突然姿をくらました彼女のせいで、匠の精神がこんなに不安定になっているのだろうか。


よほど彼女のことがショックなのだろう。それにしても、症状が重すぎる。


「よく話してくれました。今日はここまでにしましょう。手掛かりになりそうなことを思い出したら、なんでもいいので教えてください」


匠の姿を見て、別れるのは心配ではあったが、家に連れていくわけにもいかず帰宅することにした。


匠が、一条菜穂の消息を訪ねてアパートに来た時のことだ。菜穂のアパートは、私鉄の沿線にあり、駅から歩いて五分ほどのところにあり、菜穂は兄とこのアパートの二階に住んでいた。岡本匠が来たとき、彼女はこの2DKのアパートの奥の部屋にいた。正樹から、奥の部屋に入っているようにと言われてしばらくじっとしていたのだ。
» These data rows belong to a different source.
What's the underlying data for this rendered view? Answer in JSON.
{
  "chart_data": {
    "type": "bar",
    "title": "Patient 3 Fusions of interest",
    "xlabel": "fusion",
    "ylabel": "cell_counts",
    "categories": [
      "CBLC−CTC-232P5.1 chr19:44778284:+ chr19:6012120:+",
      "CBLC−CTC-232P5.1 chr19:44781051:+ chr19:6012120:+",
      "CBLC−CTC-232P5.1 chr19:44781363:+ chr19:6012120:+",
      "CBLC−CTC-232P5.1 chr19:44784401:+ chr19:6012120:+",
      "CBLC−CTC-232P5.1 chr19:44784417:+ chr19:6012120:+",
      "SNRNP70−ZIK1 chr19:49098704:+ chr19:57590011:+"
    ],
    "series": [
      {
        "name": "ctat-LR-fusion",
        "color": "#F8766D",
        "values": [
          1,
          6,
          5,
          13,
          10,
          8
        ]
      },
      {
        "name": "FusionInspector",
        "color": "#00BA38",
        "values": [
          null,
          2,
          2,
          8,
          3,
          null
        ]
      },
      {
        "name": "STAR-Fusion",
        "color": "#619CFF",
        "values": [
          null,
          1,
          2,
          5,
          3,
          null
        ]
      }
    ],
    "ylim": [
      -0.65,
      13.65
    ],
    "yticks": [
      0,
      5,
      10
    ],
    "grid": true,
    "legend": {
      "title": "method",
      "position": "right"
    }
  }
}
「匠、どんな様子だった? 私のこと恨んでない、突然別れようって言ったんだもの。恨んでるでしょうねえ」


「そんなことはない! でも今は会うわけにはいかない。絶対会うな。今はな」


「いつまで? いつまで待てばいいの?」


菜穂は、涙声になり、じっと膝に手をつきうなだれた。


「ねえ、一か月前、何があったの? 匠と、私と、それからお兄ちゃんに?」


菜穂にとっての一か月は、一年にも感じられた。しばらくの間待つって、何を待っているのかもわからない。これが永遠に続くのかもしれないと思うと、気がめいってきた。